阿波藍商 手塚家資料【館蔵品紹介】
歴史担当 松永友和
当館には、「手塚家資料(てづかけしりょう)」と呼ばれる阿波藍商(あわあいしょう)に関する資料が収蔵されています。その資料目録が、『徳島県博物館所蔵資料目録第17号 手塚家資料目録』(徳島県博物館編集・発行、1987年)として刊行されていますが、今から30年近く前のものであり、近年は手に取られる機会は少なくなっていると思います。また最近、信州(しんしゅう)(現長野県)上田藩領内(うえだはんりょうない)における藍の流通に関する論文が発表され、手塚家について触れられています(矢嶋千代子「幕末期「藍玉通帳」にみる上田地域の藍玉流通(上)・(下)」、『信濃』799・800号、2016年)。その論文によれば、上田に残された資料によって、阿波の手塚家から上田の手塚家へと阿波藍が移出されていたことがわかります。そのため、この機会に、「手塚家資料」について紹介したいと思います。
まず、家の概要ですが、手塚家は名東郡国府村大字中村(みょうどうぐんこくふむらおおあざなかむら)(現徳島市国府町中(こくふちょうなか))を拠点に、江戸鉄砲洲船松町(てっぽうずふなまつちょう)一丁目に支店をもち、関東一円に藍玉(あいだま)や蒅(すくも)を販売した藍商です。『資料目録』の解題には、「関東売場株の阿波藍商の中では、販売基盤を強固に築いた阿波藍の豪商に近い存在」とあり、有力な藍商の一人であったことがわかります。
次に、資料について述べます。「手塚家資料」は合計1015点あり、近世・近代文書(951点)、藍商具(あいしょうぐ) (42点)、藍資料(22点)の3つに分けることができます。資料の大半を占める古文書は、手塚家から藍玉を仕入れている紺屋(こんや)の借用証文(しゃくようしょうもん)(図1)が多数を占めており、年代は寛政(かんせい)~明治(めいじ)期のものです。その他にも「藍売帳(あいうりちょう)」(図2)や「藍玉原価帳(あいだまげんかちょう)」(図3)などもあり、阿波藍の流通の一端(いったん)をうかがわせる資料です。古文書以外では、証文箪笥(しょうもんだんす)や手板挿(ていたさし)などがあります。それらの一部は、常設展示「藍と阿波商人」のコーナーで紹介していますので、ご覧いただけたらと思います。
図1 借用申金子証文之事 文化10年(1813)
下野国(現栃木県)足利下町の柳右衛門(勘六と丈助は保証人)が、江ノ嶋屋利助(手塚家)から金300両を借用したときの証文。文中に「藍玉代金勘定不足ニ罷成候」とあり、借用の理由は藍玉代金の支払い不足によるものと考えられます。
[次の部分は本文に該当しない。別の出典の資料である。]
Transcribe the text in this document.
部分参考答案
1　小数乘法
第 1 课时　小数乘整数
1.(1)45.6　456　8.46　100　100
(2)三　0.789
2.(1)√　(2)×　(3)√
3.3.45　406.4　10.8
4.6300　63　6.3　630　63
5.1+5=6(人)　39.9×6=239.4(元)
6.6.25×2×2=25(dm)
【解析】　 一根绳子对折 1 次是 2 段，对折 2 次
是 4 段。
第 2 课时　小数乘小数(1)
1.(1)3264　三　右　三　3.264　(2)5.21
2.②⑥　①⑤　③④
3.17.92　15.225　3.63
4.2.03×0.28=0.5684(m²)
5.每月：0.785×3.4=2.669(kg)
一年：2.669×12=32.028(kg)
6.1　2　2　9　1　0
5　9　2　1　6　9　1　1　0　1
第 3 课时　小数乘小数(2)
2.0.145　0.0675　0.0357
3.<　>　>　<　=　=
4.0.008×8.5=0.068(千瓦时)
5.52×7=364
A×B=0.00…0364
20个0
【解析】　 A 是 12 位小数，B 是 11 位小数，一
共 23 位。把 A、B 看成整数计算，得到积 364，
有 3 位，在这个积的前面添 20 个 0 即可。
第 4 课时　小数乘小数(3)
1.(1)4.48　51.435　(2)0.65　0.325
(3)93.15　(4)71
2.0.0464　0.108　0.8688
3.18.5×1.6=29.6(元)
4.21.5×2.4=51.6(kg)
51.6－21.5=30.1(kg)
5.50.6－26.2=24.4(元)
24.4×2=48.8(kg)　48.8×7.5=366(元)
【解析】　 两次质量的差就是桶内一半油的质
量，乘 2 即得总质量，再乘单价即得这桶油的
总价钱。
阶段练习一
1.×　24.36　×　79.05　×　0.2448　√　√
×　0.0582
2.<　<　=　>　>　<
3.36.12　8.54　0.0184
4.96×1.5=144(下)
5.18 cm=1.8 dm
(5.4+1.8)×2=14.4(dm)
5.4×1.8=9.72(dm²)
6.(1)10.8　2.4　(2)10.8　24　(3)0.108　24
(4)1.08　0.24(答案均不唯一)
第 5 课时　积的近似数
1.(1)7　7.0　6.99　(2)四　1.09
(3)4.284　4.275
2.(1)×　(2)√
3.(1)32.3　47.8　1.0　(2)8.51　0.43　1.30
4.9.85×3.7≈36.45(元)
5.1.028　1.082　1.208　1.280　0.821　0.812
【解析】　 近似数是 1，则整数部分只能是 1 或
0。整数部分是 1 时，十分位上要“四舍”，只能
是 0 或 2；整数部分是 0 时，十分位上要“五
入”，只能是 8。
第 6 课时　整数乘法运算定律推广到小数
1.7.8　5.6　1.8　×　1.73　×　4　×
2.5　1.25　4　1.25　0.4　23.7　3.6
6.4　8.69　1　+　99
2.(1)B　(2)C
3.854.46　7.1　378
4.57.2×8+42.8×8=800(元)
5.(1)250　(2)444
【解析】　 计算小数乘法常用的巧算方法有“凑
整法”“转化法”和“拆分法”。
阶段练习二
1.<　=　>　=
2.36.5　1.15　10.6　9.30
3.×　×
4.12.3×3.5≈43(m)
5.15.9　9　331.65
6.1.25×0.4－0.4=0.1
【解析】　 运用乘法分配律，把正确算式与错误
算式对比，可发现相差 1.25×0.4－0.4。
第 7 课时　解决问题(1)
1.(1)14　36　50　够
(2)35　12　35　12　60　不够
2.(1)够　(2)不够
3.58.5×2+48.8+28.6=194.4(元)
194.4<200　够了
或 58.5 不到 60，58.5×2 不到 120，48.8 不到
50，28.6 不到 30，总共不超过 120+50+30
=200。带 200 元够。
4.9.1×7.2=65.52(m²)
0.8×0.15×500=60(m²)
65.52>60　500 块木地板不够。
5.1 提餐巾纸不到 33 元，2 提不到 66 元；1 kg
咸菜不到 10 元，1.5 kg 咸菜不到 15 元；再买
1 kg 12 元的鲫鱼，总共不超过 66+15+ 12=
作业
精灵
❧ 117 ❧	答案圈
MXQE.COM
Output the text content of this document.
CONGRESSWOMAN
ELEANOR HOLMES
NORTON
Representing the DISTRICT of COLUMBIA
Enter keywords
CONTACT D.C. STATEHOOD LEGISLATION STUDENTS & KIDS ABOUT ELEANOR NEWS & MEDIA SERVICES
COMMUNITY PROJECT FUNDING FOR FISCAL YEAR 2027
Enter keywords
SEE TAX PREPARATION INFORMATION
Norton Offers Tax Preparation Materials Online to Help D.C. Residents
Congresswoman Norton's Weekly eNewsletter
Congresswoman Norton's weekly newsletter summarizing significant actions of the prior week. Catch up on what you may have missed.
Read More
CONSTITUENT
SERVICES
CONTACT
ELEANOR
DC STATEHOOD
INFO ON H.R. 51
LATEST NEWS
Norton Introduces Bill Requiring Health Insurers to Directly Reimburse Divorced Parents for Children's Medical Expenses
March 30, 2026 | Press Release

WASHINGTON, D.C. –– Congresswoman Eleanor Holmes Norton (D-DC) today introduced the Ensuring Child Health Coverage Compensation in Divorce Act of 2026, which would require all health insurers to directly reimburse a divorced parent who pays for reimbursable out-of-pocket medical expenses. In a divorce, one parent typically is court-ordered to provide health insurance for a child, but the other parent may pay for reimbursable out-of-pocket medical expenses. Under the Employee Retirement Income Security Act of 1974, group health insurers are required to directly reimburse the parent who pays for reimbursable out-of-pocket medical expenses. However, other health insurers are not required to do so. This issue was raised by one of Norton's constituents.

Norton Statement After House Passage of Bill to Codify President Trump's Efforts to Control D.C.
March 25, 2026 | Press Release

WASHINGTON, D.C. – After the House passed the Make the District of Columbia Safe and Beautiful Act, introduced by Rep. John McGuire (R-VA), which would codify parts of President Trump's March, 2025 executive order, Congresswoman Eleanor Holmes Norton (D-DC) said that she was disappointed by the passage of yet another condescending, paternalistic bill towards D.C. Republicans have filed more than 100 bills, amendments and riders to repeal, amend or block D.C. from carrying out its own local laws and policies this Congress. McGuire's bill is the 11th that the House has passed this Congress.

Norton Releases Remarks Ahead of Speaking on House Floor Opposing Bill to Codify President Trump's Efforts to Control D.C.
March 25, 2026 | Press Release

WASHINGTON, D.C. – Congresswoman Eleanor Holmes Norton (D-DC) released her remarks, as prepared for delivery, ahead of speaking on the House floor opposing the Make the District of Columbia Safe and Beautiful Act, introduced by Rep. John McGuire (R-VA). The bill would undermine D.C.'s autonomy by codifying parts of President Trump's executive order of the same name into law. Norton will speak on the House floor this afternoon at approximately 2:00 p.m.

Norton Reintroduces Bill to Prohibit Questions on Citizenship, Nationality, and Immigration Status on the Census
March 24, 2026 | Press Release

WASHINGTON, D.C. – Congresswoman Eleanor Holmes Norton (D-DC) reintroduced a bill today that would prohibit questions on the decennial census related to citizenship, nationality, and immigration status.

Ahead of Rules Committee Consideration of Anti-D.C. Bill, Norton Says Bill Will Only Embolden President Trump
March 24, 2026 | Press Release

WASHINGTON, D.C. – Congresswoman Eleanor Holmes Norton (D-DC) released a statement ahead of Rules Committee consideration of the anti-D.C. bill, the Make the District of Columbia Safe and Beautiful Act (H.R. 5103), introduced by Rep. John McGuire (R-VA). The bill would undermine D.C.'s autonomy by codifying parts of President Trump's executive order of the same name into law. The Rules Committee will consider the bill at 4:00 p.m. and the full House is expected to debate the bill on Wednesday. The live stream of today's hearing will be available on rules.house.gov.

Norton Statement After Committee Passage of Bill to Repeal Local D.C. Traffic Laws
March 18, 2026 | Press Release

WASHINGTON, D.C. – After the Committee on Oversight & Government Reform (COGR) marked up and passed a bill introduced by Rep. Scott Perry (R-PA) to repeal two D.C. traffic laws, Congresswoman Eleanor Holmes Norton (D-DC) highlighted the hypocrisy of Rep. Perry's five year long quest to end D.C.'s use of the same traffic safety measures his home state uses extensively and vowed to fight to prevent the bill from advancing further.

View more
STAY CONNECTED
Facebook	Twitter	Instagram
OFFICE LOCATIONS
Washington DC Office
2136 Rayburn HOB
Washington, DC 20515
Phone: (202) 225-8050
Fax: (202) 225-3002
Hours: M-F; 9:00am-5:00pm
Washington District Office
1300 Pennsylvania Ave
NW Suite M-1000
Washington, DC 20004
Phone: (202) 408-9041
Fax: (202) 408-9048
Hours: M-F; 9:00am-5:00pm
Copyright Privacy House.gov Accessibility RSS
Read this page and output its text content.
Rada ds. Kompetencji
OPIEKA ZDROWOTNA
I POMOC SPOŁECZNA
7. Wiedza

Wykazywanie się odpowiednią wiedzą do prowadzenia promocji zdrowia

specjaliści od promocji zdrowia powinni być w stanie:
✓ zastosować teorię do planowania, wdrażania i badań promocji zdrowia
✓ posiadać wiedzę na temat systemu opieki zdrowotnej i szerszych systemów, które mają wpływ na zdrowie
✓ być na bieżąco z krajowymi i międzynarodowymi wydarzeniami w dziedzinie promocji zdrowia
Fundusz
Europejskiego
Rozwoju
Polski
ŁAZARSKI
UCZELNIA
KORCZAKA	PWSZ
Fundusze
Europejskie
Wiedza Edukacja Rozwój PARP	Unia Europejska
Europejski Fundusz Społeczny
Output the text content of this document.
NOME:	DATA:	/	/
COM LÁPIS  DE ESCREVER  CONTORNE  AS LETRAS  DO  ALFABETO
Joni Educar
図 2 藍 売 帳 天 保12年(1841)~慶応2年(1866)
藍を販売したときの帳簿で、取引先の名前や販売年、量、金額などが記されています。表紙(左図)には「丙寅慶応二歳正月吉日 藍売帳」、裏表紙(右図)には「江戸鉄炮洲船松町江之嶋屋利助」とあります。手塚家のように、手広く経営を展開させた藍商は、本姓の他に江戸や大坂などで使用する名前を持っていました。
図3 藍玉原価帳 明治25年(1892)
藍玉の原価を記した帳簿。品種や価格などが記され、手塚家の屋号「余 」もみえます。帳簿からは、当時、多様な品種があったことがわかります。